The eleven studies analyzed the body weight variation throughout the intervention of Paleolithic diet, and better results were found among overweight and obese women [26, 27]. The study by Otten et al. (2016) [23] also had the same population profile but found lower weight loss.

A fact limiting the verification of effects is the initial difference in the analyzed variable when comparing the two types of diets, as in the study by Boers et al. (2014) [30], in which the group adopting an evidence-supported diet had a lower initial mean weight than the group adopting the Paleolithic diet. This study, in particular, also had a very short duration (2 weeks), and this may have influenced the findings.

The BMI outcome was evaluated in six studies and was associated with the adoption of the Paleolithic diet (p = 0.02). The study with the best findings in relation to this outcome was that of Boraxbekk et al. (2015) [26], which involved overweight and obese women and lasted for 6 months. Of the six studies involving BMI, all showed a significant (p < 0.05) reduction of this anthropometric marker when analyzed alone, without comparison to the group that adopted the other diet.
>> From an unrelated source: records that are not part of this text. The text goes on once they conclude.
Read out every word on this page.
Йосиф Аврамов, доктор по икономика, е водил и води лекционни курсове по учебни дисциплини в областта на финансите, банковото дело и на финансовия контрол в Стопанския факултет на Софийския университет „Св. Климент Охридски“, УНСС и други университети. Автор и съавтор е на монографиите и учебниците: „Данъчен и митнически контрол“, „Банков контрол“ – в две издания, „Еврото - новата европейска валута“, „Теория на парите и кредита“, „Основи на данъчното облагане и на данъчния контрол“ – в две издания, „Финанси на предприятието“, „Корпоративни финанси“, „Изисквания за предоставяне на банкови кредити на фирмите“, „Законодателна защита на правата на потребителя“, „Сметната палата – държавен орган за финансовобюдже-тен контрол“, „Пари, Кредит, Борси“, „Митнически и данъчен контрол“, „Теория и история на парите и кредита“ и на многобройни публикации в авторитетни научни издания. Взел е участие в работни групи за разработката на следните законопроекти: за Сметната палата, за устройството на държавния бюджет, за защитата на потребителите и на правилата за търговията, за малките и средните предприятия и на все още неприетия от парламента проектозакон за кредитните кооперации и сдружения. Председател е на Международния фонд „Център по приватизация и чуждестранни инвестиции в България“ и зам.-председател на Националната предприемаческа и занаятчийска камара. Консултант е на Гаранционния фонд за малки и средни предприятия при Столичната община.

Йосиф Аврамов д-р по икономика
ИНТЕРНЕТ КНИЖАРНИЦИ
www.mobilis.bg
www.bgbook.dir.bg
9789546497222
In eight studies, waist circumference was associated with the adoption of the Paleolithic diet (p = 0.008). In the study by Boraxbekk et al. (2015) [26], this measurement decreased, which is in line with results of weight reduction and improvement of BMI. The effect found in the study by Otten et al. (2016) [23] was different, and indicated weight reduction and increased WC. This marker was evaluated by Manheimer et al., 2015 [12], who found a significant reduction in waist circumference (I2 = 52%). In this outcome, the highest weight was from the study by Blomquist et al., 2018 [43].

The results of this study were significant for weight loss, BMI and waist circumference. A possible hypothesis to explain the effect of the Paleolithic diet on weight loss, is its satietogenic effect, as verified by Bligh et al., 2015 [38], who tested the acute effect of meals based on the Paleolithic diet on biochemical markers of satiety compared to a guideline-based diet [1]. Twenty-four men aged between 18 and 60 years old were healthy and had BMI between 18 and 27 Kg/m2. Concentrations of glucagon-1 (GLP-1) and Peptide YY (PYY) peptides were significantly increased over 180 min with the use of different formulations of the Paleolithic diet compared to the control diet.

This meta-analysis was focused on anthropometric markers by evidencing favorable effects of adopting the Paleolithic diet to body weight BMI and waist circunference. The study adds to the review by Manheimer et al. (2015), in which was found a significant improvement in some markers of metabolic syndrome when adopting this diet.

For future reviews, a greater number of quality clinical trials is required for better definitions. A longer follow-up and larger sample size are recommended in future clinical trials on the subject, besides a greater standardization of the Paleolithic diet used. Studies presenting the biochemical results and proven pathophysiological mechanisms of this diet are also scarce.


The adoption of the Paleolithic diet is associated with weight loss, BMI and WC. Still, this diet can influence the prevention and control of chronic diseases, since excess weight is a risk factor for their development.

In addition to any food fads, the present study points to the need for further research to evaluate other effects in controlled and well-designed studies regarding sociodemographic, economic, cultural and clinical characteristics of the selected sample, time of adoption of the diet, and type of Paleolithic diet used.